Incident response plans should also be evaluated to ensure the business associate can effectively detect, respond to, and resolve a cybersecurity event. Due diligence reviews should always be performed by a qualified subject matter expert (SME) who can provide an opinion on whether the business associate has sufficient controls in place.
- Contracting – Business associate contracts and agreements are another focal point of HIPAA, which outlines a few specific requirements related to safeguarding information, subcontractors, and reporting security incidents. Healthcare organizations should collaborate with their legal teams to thoroughly review and negotiate their contracts to ensure compliance with HIPAA requirements.
Contracts should also ensure any subcontractors, or fourth parties, who have access to PHI are required to comply with the same security standards.
- Periodic assessments and due diligence – Periodic risk re-assessments help meet compliance expectations by keeping your organization aware of the current risk environment that may have changed since you signed the contract. For instance, a business associate may have implemented a new software system or experienced a security incident which requires a new round of vulnerability testing. Periodic due diligence reviews are also needed to ensure you have the most current documentation on file, such as SOC reports or insurance certificates, both of which can become outdated.
HIPAA Breach Notification Rule Requirements for Third Parties
HIPAA requires organizations to notify individuals or any data breaches that have impacted their PHI. These requirements apply even if the breach was caused by a third-party vendor.
Here are 4 details to consider in HIPAA’s third-party data breach notification requirements:
- Timing – Your vendor should notify your organization of a security incident no later than 60 days after discovery and include the date of the incident.
- Impact – The notification should identify each individual who was impacted in the breach and the types of PHI that were involved.
- Response – After an incident is discovered, your vendor should explain how they’re investigating the breach and how they’re protecting against further incidents.

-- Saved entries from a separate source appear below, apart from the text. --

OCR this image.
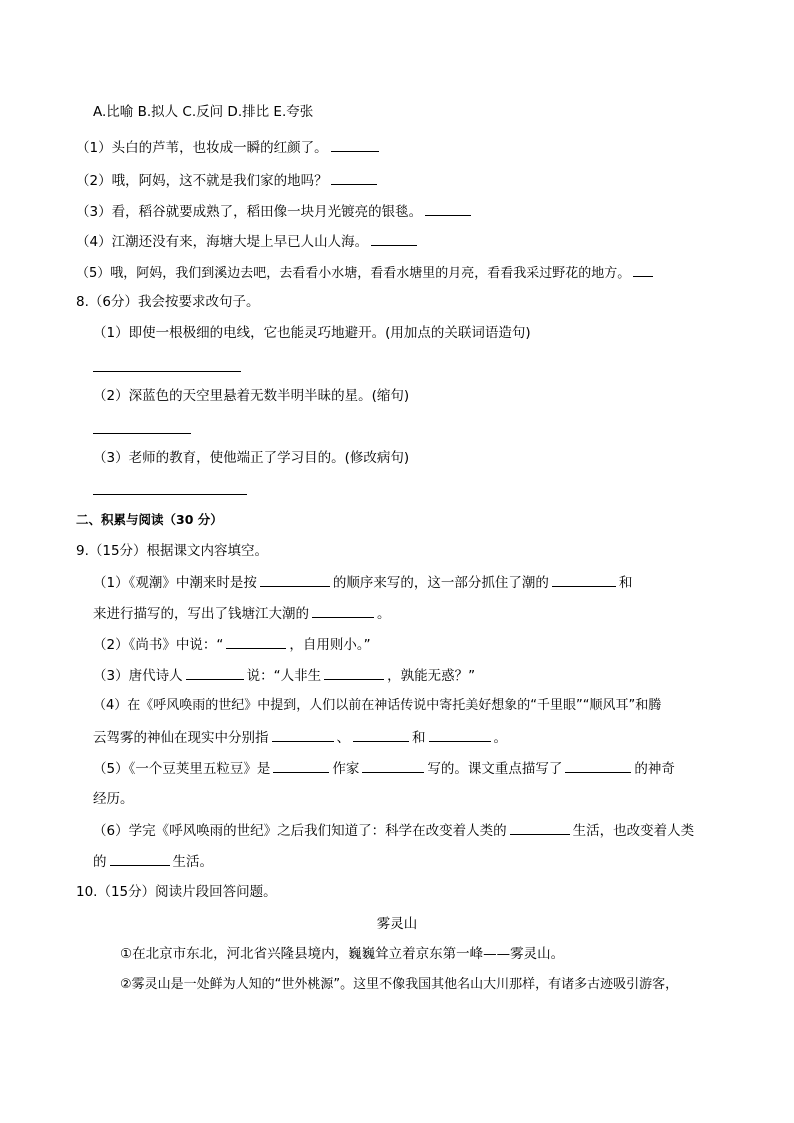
A.比喻 B.拟人 C.反问 D.排比 E.夸张
（1）头白的芦苇，也妆成一瞬的红颜了。
（2）哦，阿妈，这不就是我们家的地吗？
（3）看，稻谷就要成熟了，稻田像一块月光镀亮的银毯。
（4）江潮还没有来，海塘大堤上早已人山人海。
（5）哦，阿妈，我们到溪边去吧，去看看小水塘，看看水塘里的月亮，看看我采过野花的地方。
8.（6分）我会按要求改句子。
（1）即使一根极细的电线，它也能灵巧地避开。(用加点的关联词语造句)
（2）深蓝色的天空里悬着无数半明半昧的星。(缩句)
（3）老师的教育，使他端正了学习目的。(修改病句)
二、积累与阅读（30 分）
9.（15分）根据课文内容填空。
（1）《观潮》中潮来时是按	的顺序来写的，这一部分抓住了潮的	和
来进行描写的，写出了钱塘江大潮的	。
（2）《尚书》中说：“	，自用则小。”
（3）唐代诗人	说：“人非生	，孰能无惑？”
（4）在《呼风唤雨的世纪》中提到，人们以前在神话传说中寄托美好想象的“千里眼”“顺风耳”和腾
云驾雾的神仙在现实中分别指	、	和	。
（5）《一个豆荚里五粒豆》是	作家	写的。课文重点描写了	的神奇
经历。
（6）学完《呼风唤雨的世纪》之后我们知道了：科学在改变着人类的	生活，也改变着人类
的	生活。
10.（15分）阅读片段回答问题。
雾灵山
①在北京市东北，河北省兴隆县境内，巍巍耸立着京东第一峰——雾灵山。
②雾灵山是一处鲜为人知的“世外桃源”。这里不像我国其他名山大川那样，有诸多古迹吸引游客，
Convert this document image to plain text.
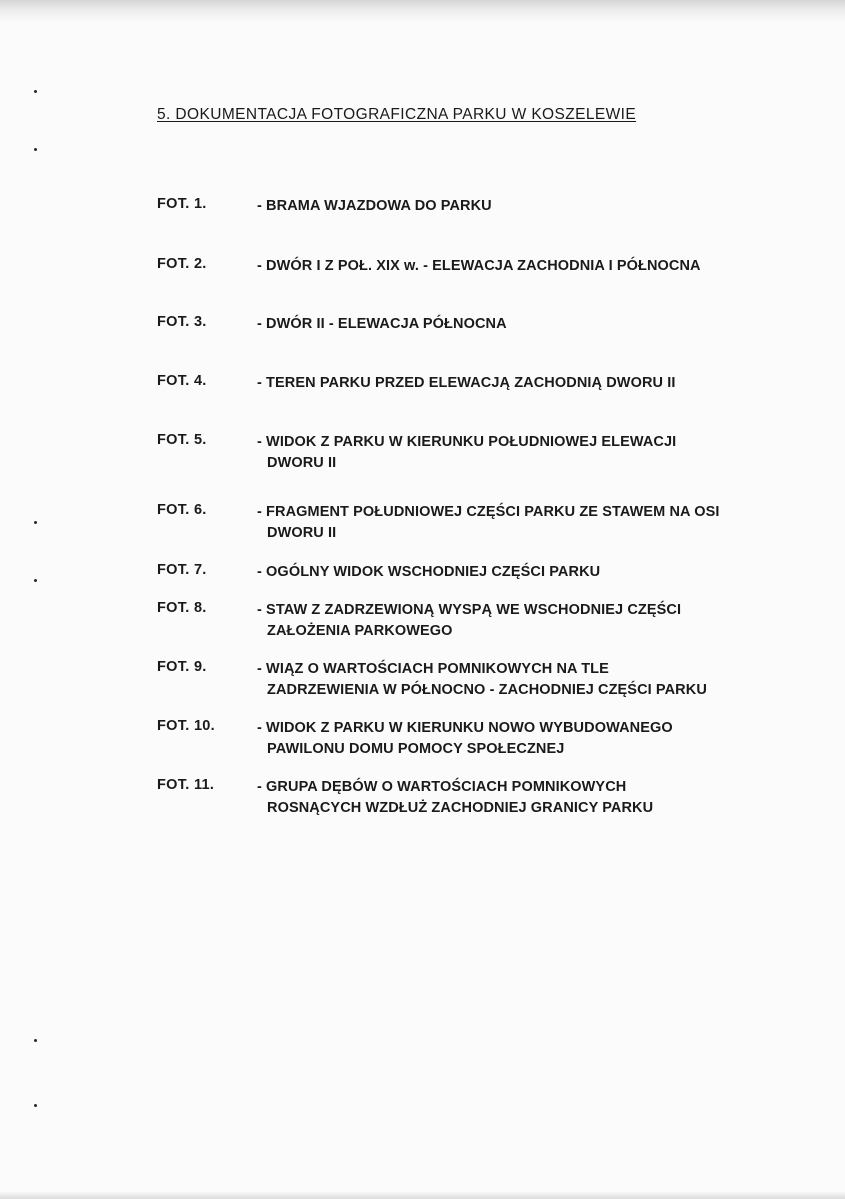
5. DOKUMENTACJA FOTOGRAFICZNA PARKU W KOSZELEWIE
FOT. 1.	- BRAMA WJAZDOWA DO PARKU
FOT. 2.	- DWÓR I Z POŁ. XIX w. - ELEWACJA ZACHODNIA I PÓŁNOCNA
FOT. 3.	- DWÓR II - ELEWACJA PÓŁNOCNA
FOT. 4.	- TEREN PARKU PRZED ELEWACJĄ ZACHODNIĄ DWORU II
FOT. 5.	- WIDOK Z PARKU W KIERUNKU POŁUDNIOWEJ ELEWACJI
DWORU II
FOT. 6.	- FRAGMENT POŁUDNIOWEJ CZĘŚCI PARKU ZE STAWEM NA OSI
DWORU II
FOT. 7.	- OGÓLNY WIDOK WSCHODNIEJ CZĘŚCI PARKU
FOT. 8.	- STAW Z ZADRZEWIONĄ WYSPĄ WE WSCHODNIEJ CZĘŚCI
ZAŁOŻENIA PARKOWEGO
FOT. 9.	- WIĄZ O WARTOŚCIACH POMNIKOWYCH NA TLE
ZADRZEWIENIA W PÓŁNOCNO - ZACHODNIEJ CZĘŚCI PARKU
FOT. 10.	- WIDOK Z PARKU W KIERUNKU NOWO WYBUDOWANEGO
PAWILONU DOMU POMOCY SPOŁECZNEJ
FOT. 11.	- GRUPA DĘBÓW O WARTOŚCIACH POMNIKOWYCH
ROSNĄCYCH WZDŁUŻ ZACHODNIEJ GRANICY PARKU
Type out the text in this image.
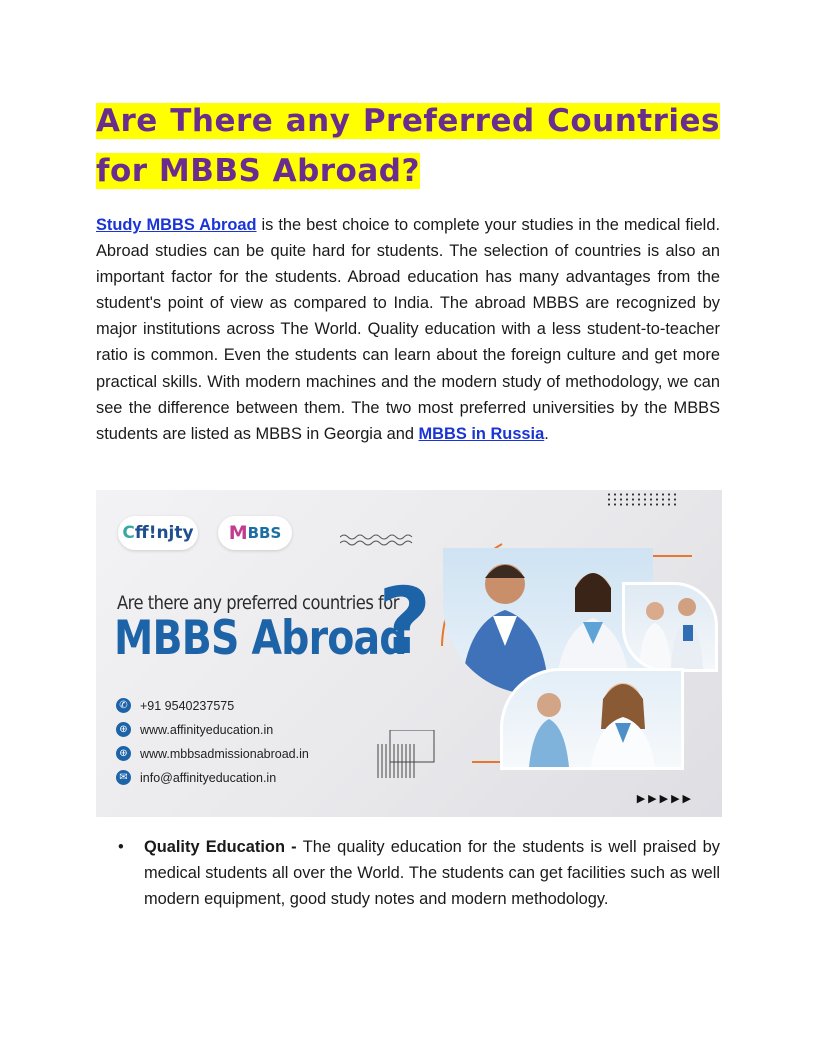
Are There any Preferred Countries for MBBS Abroad?

Study MBBS Abroad is the best choice to complete your studies in the medical field. Abroad studies can be quite hard for students. The selection of countries is also an important factor for the students. Abroad education has many advantages from the student's point of view as compared to India. The abroad MBBS are recognized by major institutions across The World. Quality education with a less student-to-teacher ratio is common. Even the students can learn about the foreign culture and get more practical skills. With modern machines and the modern study of methodology, we can see the difference between them. The two most preferred universities by the MBBS students are listed as MBBS in Georgia and MBBS in Russia.

C ff !njty M BBS
Are there any preferred countries for
MBBS Abroad
?
✆ +91 9540237575
⊕ www.affinityeducation.in
⊕ www.mbbsadmissionabroad.in
✉ info@affinityeducation.in
▶▶▶▶▶
• Quality Education - The quality education for the students is well praised by medical students all over the World. The students can get facilities such as well modern equipment, good study notes and modern methodology.
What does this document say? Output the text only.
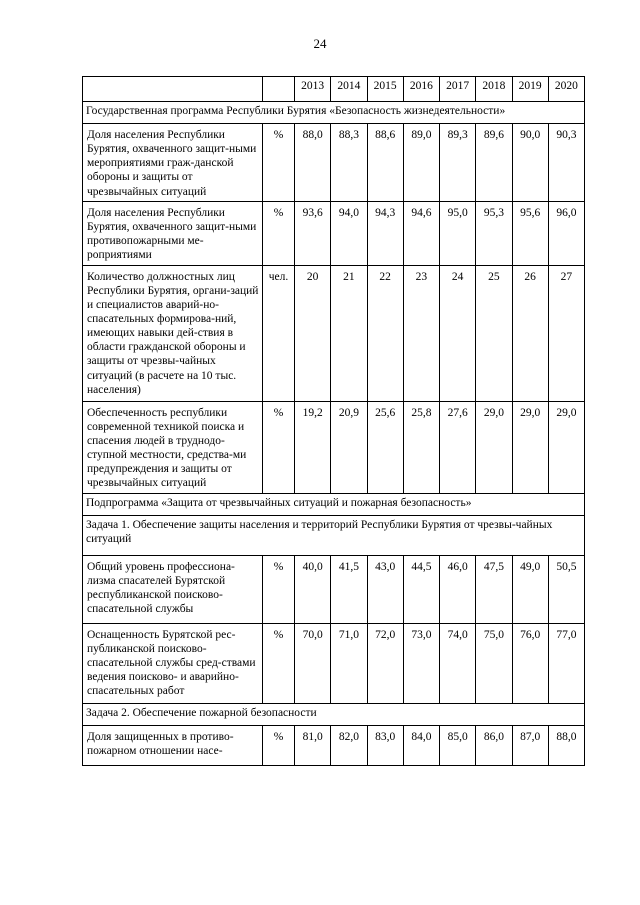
24
		2013	2014	2015	2016	2017	2018	2019	2020
Государственная программа Республики Бурятия «Безопасность жизнедеятельности»									
Доля населения Республики Бурятия, охваченного защит-ными мероприятиями граж-данской обороны и защиты от чрезвычайных ситуаций	%	88,0	88,3	88,6	89,0	89,3	89,6	90,0	90,3
Доля населения Республики Бурятия, охваченного защит-ными противопожарными ме-роприятиями	%	93,6	94,0	94,3	94,6	95,0	95,3	95,6	96,0
Количество должностных лиц Республики Бурятия, органи-заций и специалистов аварий-но-спасательных формирова-ний, имеющих навыки дей-ствия в области гражданской обороны и защиты от чрезвы-чайных ситуаций (в расчете на 10 тыс. населения)	чел.	20	21	22	23	24	25	26	27
Обеспеченность республики современной техникой поиска и спасения людей в труднодо-ступной местности, средства-ми предупреждения и защиты от чрезвычайных ситуаций	%	19,2	20,9	25,6	25,8	27,6	29,0	29,0	29,0
Подпрограмма «Защита от чрезвычайных ситуаций и пожарная безопасность»									
Задача 1. Обеспечение защиты населения и территорий Республики Бурятия от чрезвы-чайных ситуаций									
Общий уровень профессиона-лизма спасателей Бурятской республиканской поисково-спасательной службы	%	40,0	41,5	43,0	44,5	46,0	47,5	49,0	50,5
Оснащенность Бурятской рес-публиканской поисково-спасательной службы сред-ствами ведения поисково- и аварийно-спасательных работ	%	70,0	71,0	72,0	73,0	74,0	75,0	76,0	77,0
Задача 2. Обеспечение пожарной безопасности									
Доля защищенных в противо-пожарном отношении насе-	%	81,0	82,0	83,0	84,0	85,0	86,0	87,0	88,0
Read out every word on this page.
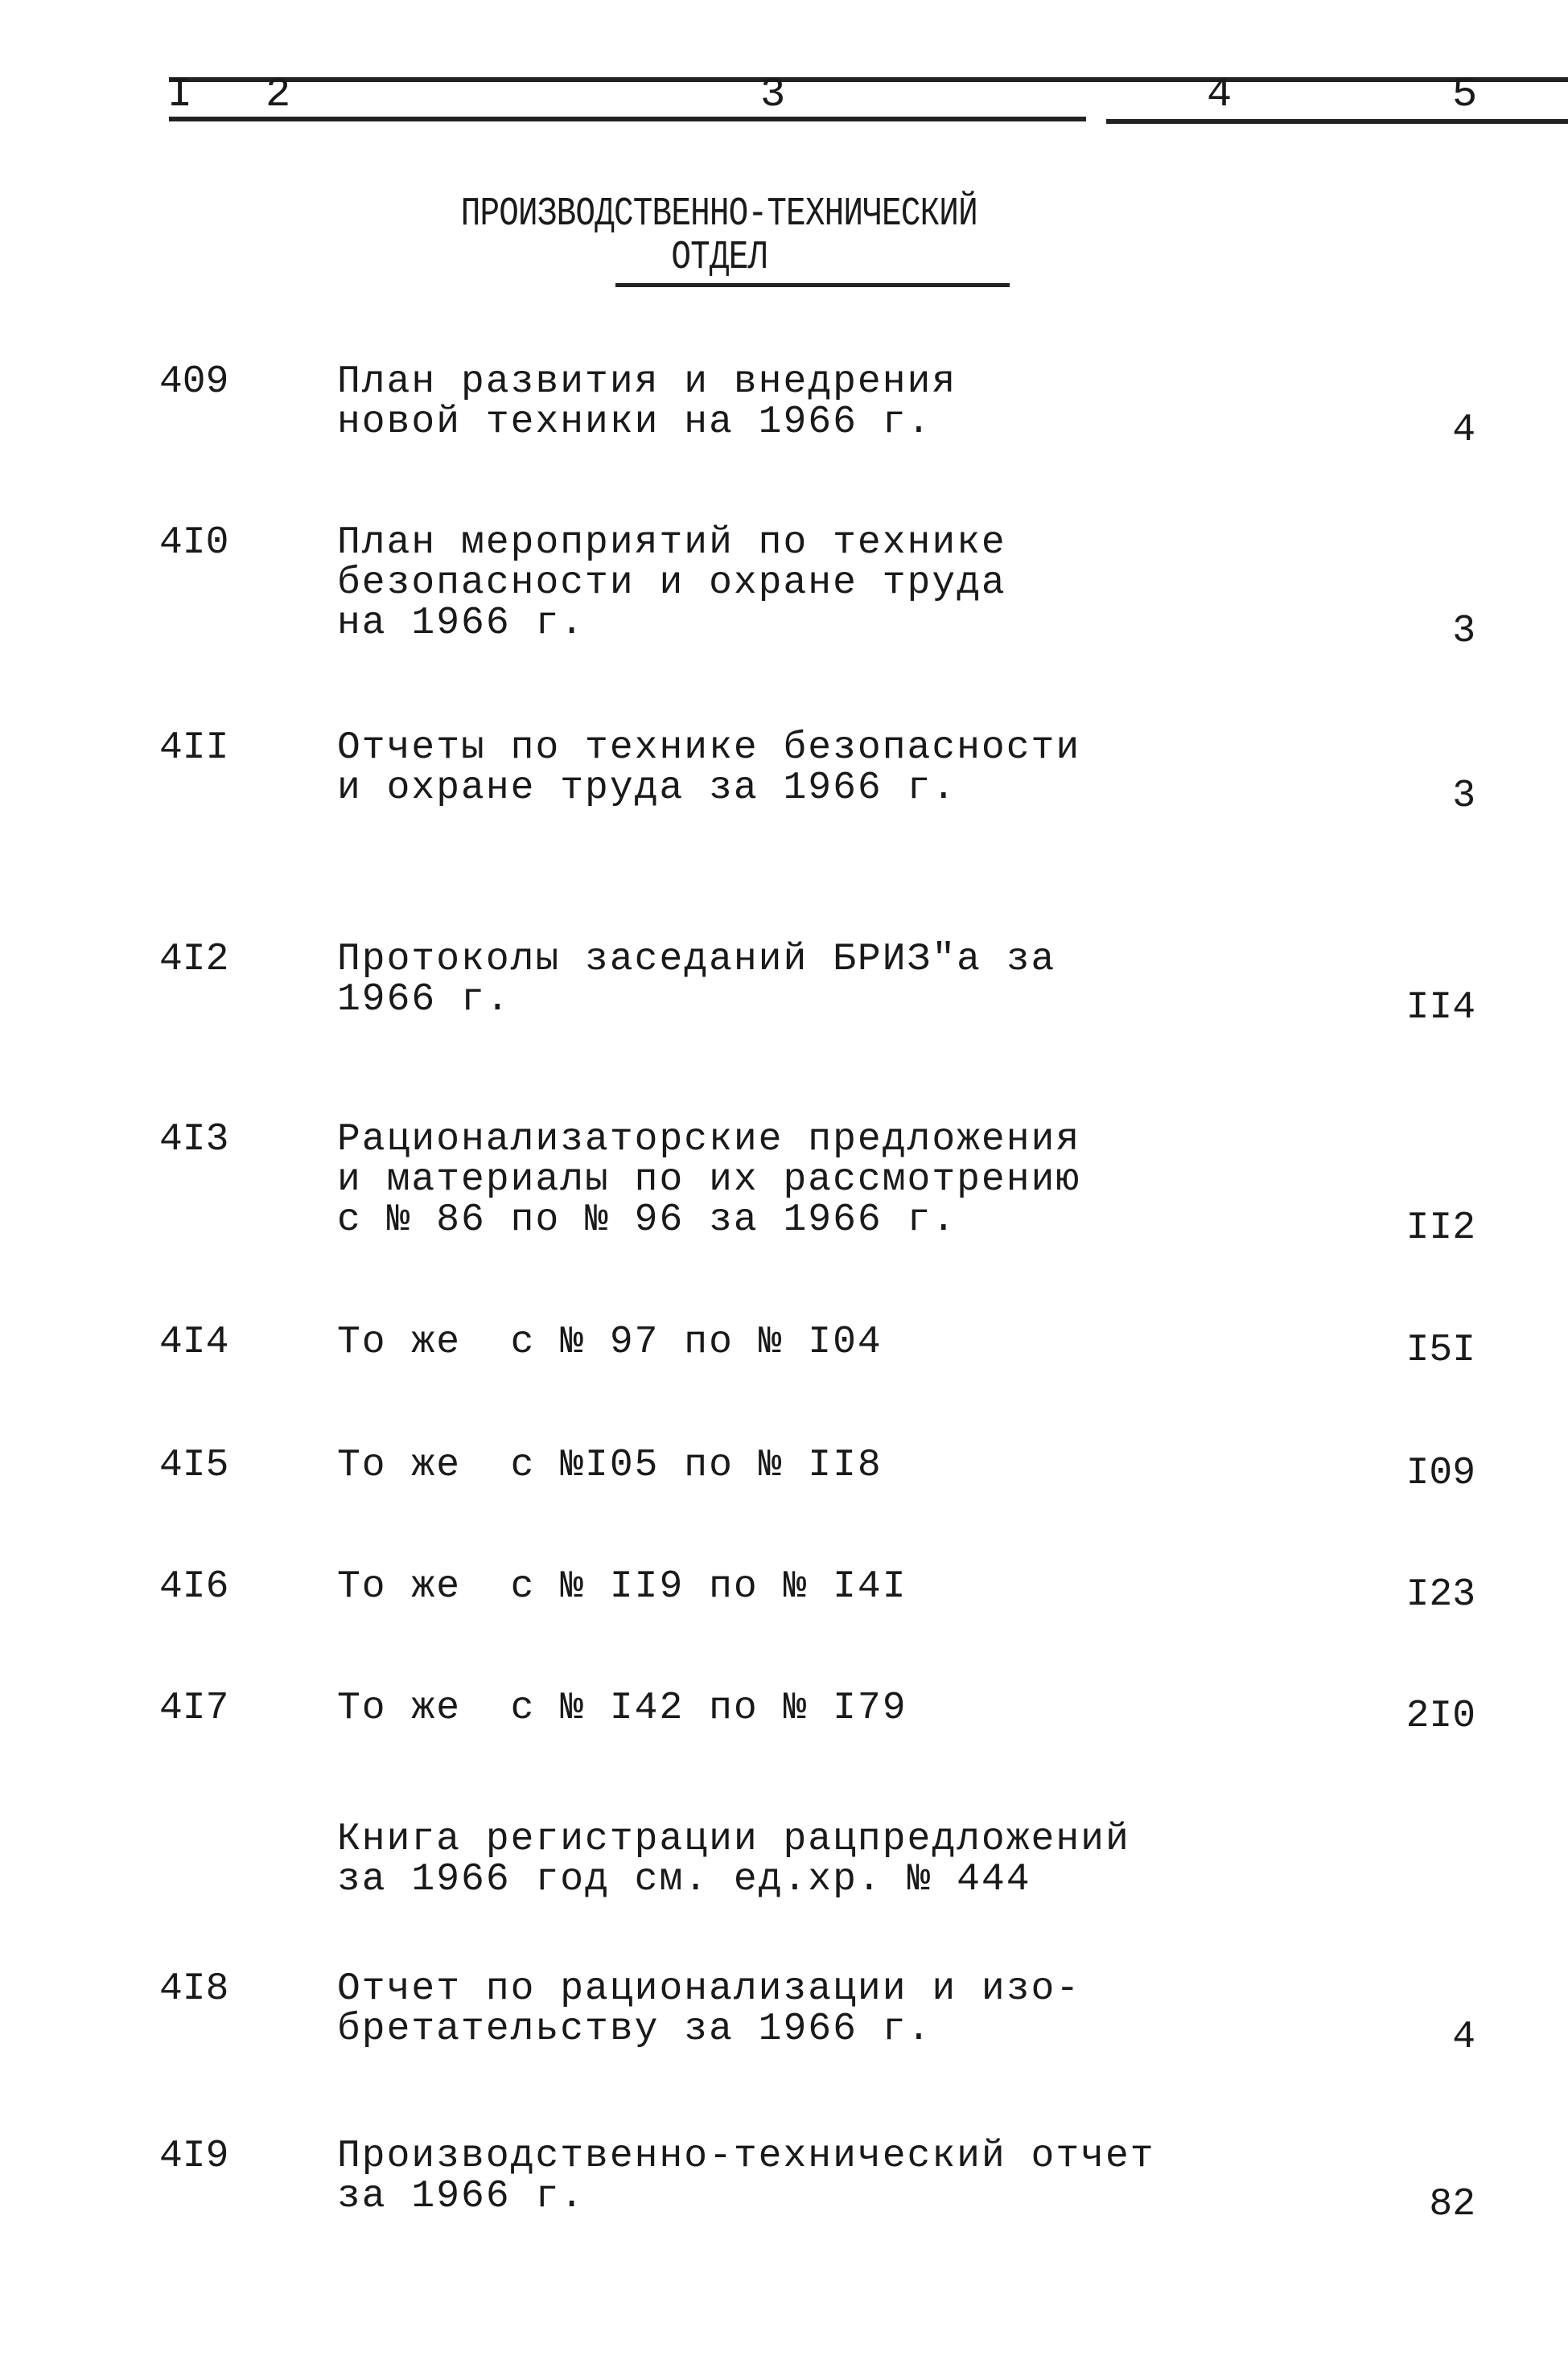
I 2	3	4	5
ПРОИЗВОДСТВЕННО-ТЕХНИЧЕСКИЙ
ОТДЕЛ
409	План развития и внедрения
новой техники на 1966 г.	4
4I0	План мероприятий по технике
безопасности и охране труда
на 1966 г.	3
4II	Отчеты по технике безопасности
и охране труда за 1966 г.	3
4I2	Протоколы заседаний БРИЗ"а за
1966 г.	II4
4I3	Рационализаторские предложения
и материалы по их рассмотрению
с № 86 по № 96 за 1966 г.	II2
4I4	То же  с № 97 по № I04	I5I
4I5	То же  с №I05 по № II8	I09
4I6	То же  с № II9 по № I4I	I23
4I7	То же  с № I42 по № I79	2I0
Книга регистрации рацпредложений
за 1966 год см. ед.хр. № 444
4I8	Отчет по рационализации и изо-
бретательству за 1966 г.	4
4I9	Производственно-технический отчет
за 1966 г.	82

- Next steps – Data breaches can be stressful and filled with uncertainty, so it helps to understand any next steps that the impacted individuals can take to mitigate harm. This can also include contact information for the individuals to learn more about the situation.
Safeguarding PHI is an ongoing challenge, but implementing these third-party risk management practices is an effective strategy that will help your organization and third parties maintain HIPAA compliance.